Não, definitivamente há muitos fãs que gostariam que eu fizesse Salad Days repetidamente. Isso era um som de uma época específica da minha vida, e embora algumas coisas possam soar semelhantes, eu não sinto que preciso repetir o mesmo trabalho. O álbum Five Easy Hot Dogs gerou uma certa surpresa em relação à minha voz e ao estilo, mas agora, com o One Wayne G, as pessoas podem entender como ele se encaixa no contexto geral dos meus trabalhos com mais clareza.

Você desenhou a arte da capa para One Wayne G?


Sim, eu desenhei a capa. É como se eu estivesse tentando me desenhar olhando no espelho. A imagem meio que se parece comigo, com o sinal de uma pinta acima de um dos olhos, embora tenha ficado um pouco amassada. Acho que é um autorretrato apropriado, refletindo os cinco anos da minha vida representados pelo álbum.

Fale sobre o projeto Five Easy Hot Dogs, que você fez durante uma viagem.


Five Easy Hot Dogs é interessante porque, enquanto o *One Wayne G* é uma coleção enorme de tudo que eu tinha, Five Easy Hot Dogs é uma das coisas mais concisas que eu já fiz. A combinação da arte, da música e da mixagem se encaixa bem, criando uma sensação de completude. É um reflexo de um período específico da minha vida e do ambiente em que foi criado. Eu gosto dessa sensação de "neatness" e de como tudo parece encapsulado em um momento.


Por que é importante para você baixar as exigências de entrada para o mundo da criação musical?


Sempre amei o lado DIY (Do it Yourself, ou “faça você mesmo”) da música e a facilidade de acesso que oferece. No entanto, sinto que a indústria musical monetizou o conceito de DIY, e mesmo com a tecnologia mais acessível, parece que agora é mais difícil entrar do que antes. O DIY se tornou uma estética em vez de uma abordagem real. Eu quero oferecer algo que pareça facilmente alcançável para os outros, porque se eu não tivesse encontrado isso quando era mais jovem, talvez não estivesse fazendo música agora. A ideia é fornecer um modelo que outras pessoas possam seguir.


Você está acima das preocupações com dinheiro ou aprovação dos fãs?

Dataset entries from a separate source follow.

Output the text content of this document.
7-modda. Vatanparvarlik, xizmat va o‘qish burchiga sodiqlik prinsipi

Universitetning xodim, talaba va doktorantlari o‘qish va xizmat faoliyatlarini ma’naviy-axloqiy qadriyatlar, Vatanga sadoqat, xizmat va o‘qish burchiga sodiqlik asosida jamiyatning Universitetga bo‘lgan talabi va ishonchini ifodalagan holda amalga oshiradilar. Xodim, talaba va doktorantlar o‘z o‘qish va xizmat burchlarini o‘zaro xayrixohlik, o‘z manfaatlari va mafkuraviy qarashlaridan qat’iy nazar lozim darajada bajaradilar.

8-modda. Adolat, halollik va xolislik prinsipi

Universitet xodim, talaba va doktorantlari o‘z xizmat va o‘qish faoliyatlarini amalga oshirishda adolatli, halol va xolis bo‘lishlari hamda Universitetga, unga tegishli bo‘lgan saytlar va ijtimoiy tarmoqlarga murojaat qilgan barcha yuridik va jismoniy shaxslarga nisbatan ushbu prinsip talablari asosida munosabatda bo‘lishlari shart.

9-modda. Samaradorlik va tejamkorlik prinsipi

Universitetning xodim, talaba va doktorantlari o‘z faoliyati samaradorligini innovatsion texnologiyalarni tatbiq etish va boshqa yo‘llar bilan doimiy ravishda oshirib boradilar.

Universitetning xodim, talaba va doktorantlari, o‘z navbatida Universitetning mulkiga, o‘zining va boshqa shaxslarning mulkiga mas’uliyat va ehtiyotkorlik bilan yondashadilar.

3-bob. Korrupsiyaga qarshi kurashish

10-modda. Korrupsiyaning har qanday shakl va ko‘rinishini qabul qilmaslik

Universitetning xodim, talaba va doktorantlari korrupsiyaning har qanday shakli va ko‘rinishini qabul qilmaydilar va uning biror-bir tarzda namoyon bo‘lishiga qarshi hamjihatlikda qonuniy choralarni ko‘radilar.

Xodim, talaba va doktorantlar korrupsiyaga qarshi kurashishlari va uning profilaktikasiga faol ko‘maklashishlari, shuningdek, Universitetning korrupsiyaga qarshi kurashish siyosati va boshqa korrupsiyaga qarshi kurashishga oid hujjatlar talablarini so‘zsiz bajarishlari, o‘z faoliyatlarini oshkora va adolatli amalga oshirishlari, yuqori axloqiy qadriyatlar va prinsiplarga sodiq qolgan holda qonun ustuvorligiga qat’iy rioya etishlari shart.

Talvez "acima" não seja a palavra certa, mas eu sinto que estou livre de muitas dessas preocupações. Eu faço a música que quero e, se isso me excita, ótimo. Se as pessoas se conectam com isso, melhor ainda. Se não, tudo bem. Estou em uma posição onde posso fazer a arte que quero porque já consegui viver confortavelmente com o que ganhei fruto dos meus álbuns anteriores. O que mais me inspira é a capacidade de criar algo interessante, mesmo que eu não entenda totalmente. O que os outros pensam sobre mim não me importa tanto. Eu acho que há muitas ideias preconceituosas sobre mim e, se minha música recente desafiar essas expectativas, isso é ótimo. Eu realmente amo música e gravação, e meu foco agora é a intenção por trás do que estou fazendo. Se eu posso me conectar com a intenção de outros músicos, mesmo que eles façam um tipo de música que não é o meu favorito, isso é valioso para mim.